Reductio ad absurdum
In logic, reductio ad absurdum (Latin for 'reduction to absurdity'), also known as argumentum ad absurdum, (Latin for 'argument to absurdity') apagogical argument, or proof by contradiction is the form of argument that attempts to establish a claim by showing that following the logic of a contrary proposition or argument would lead to absurdity or contradiction. Although it is quite freely used in mathematical proofs
Metadata
- Slug: 00642-reductio-ad-absurdum
- Type: THOUGHT_EXPERIMENT
- Tags: logic
- Sources: 1
Axioms
- Assume the rules of the domain apply uniformly.
- Assume the observer’s criteria remain fixed.
- Assume classification boundaries stay consistent.
- Assume the model describes the real case.
- Assume repeated steps do not change the outcome.
- Assume no hidden variables are introduced midstream.
Contradictions
- Two reasonable lines of inference yield opposite conclusions
- A global rule conflicts with a local judgment
- A stable resolution appears to violate a starting premise
- Changing the framing reverses the outcome
- Intuition and formalism diverge at the same step
Prompts
- Which assumption is doing the most hidden work?
- What changes if you relax the smallest constraint?
- Does the paradox dissolve or relocate when reframed?

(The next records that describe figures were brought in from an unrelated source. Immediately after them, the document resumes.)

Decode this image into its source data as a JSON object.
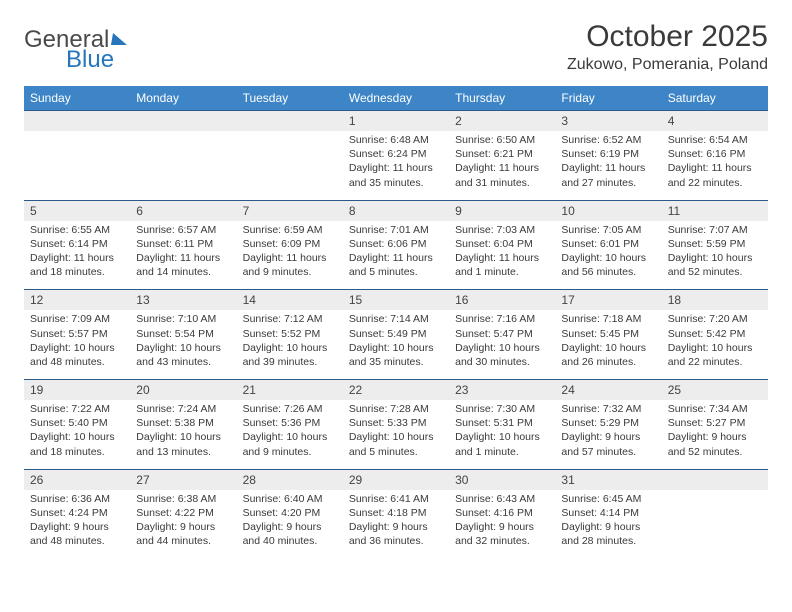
{
  "logo": {
    "part1": "General",
    "part2": "Blue"
  },
  "title": "October 2025",
  "location": "Zukowo, Pomerania, Poland",
  "dayHeaders": [
    "Sunday",
    "Monday",
    "Tuesday",
    "Wednesday",
    "Thursday",
    "Friday",
    "Saturday"
  ],
  "colors": {
    "headerBg": "#3d85c6",
    "headerText": "#ffffff",
    "dayNumBg": "#ededed",
    "ruleLine": "#2a5a8a",
    "bodyText": "#3a3a3a",
    "accent": "#2576bc",
    "pageBg": "#ffffff"
  },
  "typography": {
    "monthTitleSize": 30,
    "locationSize": 16,
    "dayHeaderSize": 12,
    "dayNumSize": 12,
    "cellTextSize": 10.5,
    "logoSize": 24
  },
  "weeks": [
    [
      null,
      null,
      null,
      {
        "n": "1",
        "sunrise": "Sunrise: 6:48 AM",
        "sunset": "Sunset: 6:24 PM",
        "daylight": "Daylight: 11 hours and 35 minutes."
      },
      {
        "n": "2",
        "sunrise": "Sunrise: 6:50 AM",
        "sunset": "Sunset: 6:21 PM",
        "daylight": "Daylight: 11 hours and 31 minutes."
      },
      {
        "n": "3",
        "sunrise": "Sunrise: 6:52 AM",
        "sunset": "Sunset: 6:19 PM",
        "daylight": "Daylight: 11 hours and 27 minutes."
      },
      {
        "n": "4",
        "sunrise": "Sunrise: 6:54 AM",
        "sunset": "Sunset: 6:16 PM",
        "daylight": "Daylight: 11 hours and 22 minutes."
      }
    ],
    [
      {
        "n": "5",
        "sunrise": "Sunrise: 6:55 AM",
        "sunset": "Sunset: 6:14 PM",
        "daylight": "Daylight: 11 hours and 18 minutes."
      },
      {
        "n": "6",
        "sunrise": "Sunrise: 6:57 AM",
        "sunset": "Sunset: 6:11 PM",
        "daylight": "Daylight: 11 hours and 14 minutes."
      },
      {
        "n": "7",
        "sunrise": "Sunrise: 6:59 AM",
        "sunset": "Sunset: 6:09 PM",
        "daylight": "Daylight: 11 hours and 9 minutes."
      },
      {
        "n": "8",
        "sunrise": "Sunrise: 7:01 AM",
        "sunset": "Sunset: 6:06 PM",
        "daylight": "Daylight: 11 hours and 5 minutes."
      },
      {
        "n": "9",
        "sunrise": "Sunrise: 7:03 AM",
        "sunset": "Sunset: 6:04 PM",
        "daylight": "Daylight: 11 hours and 1 minute."
      },
      {
        "n": "10",
        "sunrise": "Sunrise: 7:05 AM",
        "sunset": "Sunset: 6:01 PM",
        "daylight": "Daylight: 10 hours and 56 minutes."
      },
      {
        "n": "11",
        "sunrise": "Sunrise: 7:07 AM",
        "sunset": "Sunset: 5:59 PM",
        "daylight": "Daylight: 10 hours and 52 minutes."
      }
    ],
    [
      {
        "n": "12",
        "sunrise": "Sunrise: 7:09 AM",
        "sunset": "Sunset: 5:57 PM",
        "daylight": "Daylight: 10 hours and 48 minutes."
      },
      {
        "n": "13",
        "sunrise": "Sunrise: 7:10 AM",
        "sunset": "Sunset: 5:54 PM",
        "daylight": "Daylight: 10 hours and 43 minutes."
      },
      {
        "n": "14",
        "sunrise": "Sunrise: 7:12 AM",
        "sunset": "Sunset: 5:52 PM",
        "daylight": "Daylight: 10 hours and 39 minutes."
      },
      {
        "n": "15",
        "sunrise": "Sunrise: 7:14 AM",
        "sunset": "Sunset: 5:49 PM",
        "daylight": "Daylight: 10 hours and 35 minutes."
      },
      {
        "n": "16",
        "sunrise": "Sunrise: 7:16 AM",
        "sunset": "Sunset: 5:47 PM",
        "daylight": "Daylight: 10 hours and 30 minutes."
      },
      {
        "n": "17",
        "sunrise": "Sunrise: 7:18 AM",
        "sunset": "Sunset: 5:45 PM",
        "daylight": "Daylight: 10 hours and 26 minutes."
      },
      {
        "n": "18",
        "sunrise": "Sunrise: 7:20 AM",
        "sunset": "Sunset: 5:42 PM",
        "daylight": "Daylight: 10 hours and 22 minutes."
      }
    ],
    [
      {
        "n": "19",
        "sunrise": "Sunrise: 7:22 AM",
        "sunset": "Sunset: 5:40 PM",
        "daylight": "Daylight: 10 hours and 18 minutes."
      },
      {
        "n": "20",
        "sunrise": "Sunrise: 7:24 AM",
        "sunset": "Sunset: 5:38 PM",
        "daylight": "Daylight: 10 hours and 13 minutes."
      },
      {
        "n": "21",
        "sunrise": "Sunrise: 7:26 AM",
        "sunset": "Sunset: 5:36 PM",
        "daylight": "Daylight: 10 hours and 9 minutes."
      },
      {
        "n": "22",
        "sunrise": "Sunrise: 7:28 AM",
        "sunset": "Sunset: 5:33 PM",
        "daylight": "Daylight: 10 hours and 5 minutes."
      },
      {
        "n": "23",
        "sunrise": "Sunrise: 7:30 AM",
        "sunset": "Sunset: 5:31 PM",
        "daylight": "Daylight: 10 hours and 1 minute."
      },
      {
        "n": "24",
        "sunrise": "Sunrise: 7:32 AM",
        "sunset": "Sunset: 5:29 PM",
        "daylight": "Daylight: 9 hours and 57 minutes."
      },
      {
        "n": "25",
        "sunrise": "Sunrise: 7:34 AM",
        "sunset": "Sunset: 5:27 PM",
        "daylight": "Daylight: 9 hours and 52 minutes."
      }
    ],
    [
      {
        "n": "26",
        "sunrise": "Sunrise: 6:36 AM",
        "sunset": "Sunset: 4:24 PM",
        "daylight": "Daylight: 9 hours and 48 minutes."
      },
      {
        "n": "27",
        "sunrise": "Sunrise: 6:38 AM",
        "sunset": "Sunset: 4:22 PM",
        "daylight": "Daylight: 9 hours and 44 minutes."
      },
      {
        "n": "28",
        "sunrise": "Sunrise: 6:40 AM",
        "sunset": "Sunset: 4:20 PM",
        "daylight": "Daylight: 9 hours and 40 minutes."
      },
      {
        "n": "29",
        "sunrise": "Sunrise: 6:41 AM",
        "sunset": "Sunset: 4:18 PM",
        "daylight": "Daylight: 9 hours and 36 minutes."
      },
      {
        "n": "30",
        "sunrise": "Sunrise: 6:43 AM",
        "sunset": "Sunset: 4:16 PM",
        "daylight": "Daylight: 9 hours and 32 minutes."
      },
      {
        "n": "31",
        "sunrise": "Sunrise: 6:45 AM",
        "sunset": "Sunset: 4:14 PM",
        "daylight": "Daylight: 9 hours and 28 minutes."
      },
      null
    ]
  ]
}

- What is conserved, and what is sacrificed?
Notes
Sources
Overview
In logic, reductio ad absurdum (Latin for “reduction to absurdity”), also known as argumentum ad absurdum, (Latin for “argument to absurdity”) apagogical argument, or proof by contradiction is the form of argument that attempts to establish a claim by showing that following the logic of a contrary proposition or argument would lead to absurdity or contradiction. Although it is quite freely used in mathematical proofs
Tension
- Two reasonable lines of inference yield opposite conclusions.
- A global rule conflicts with a local judgment.
- A stable resolution appears to violate a starting premise.
- Changing the framing reverses the outcome.
- Intuition and formalism diverge at the same step.
Why It Matters
This entry tests how a stable rule-set can yield unstable conclusions under certain assumptions.
Prompts
- Which assumption is doing the most hidden work?
- What changes if you relax the smallest constraint?
- Does the paradox dissolve or relocate when reframed?
- What is conserved, and what is sacrificed?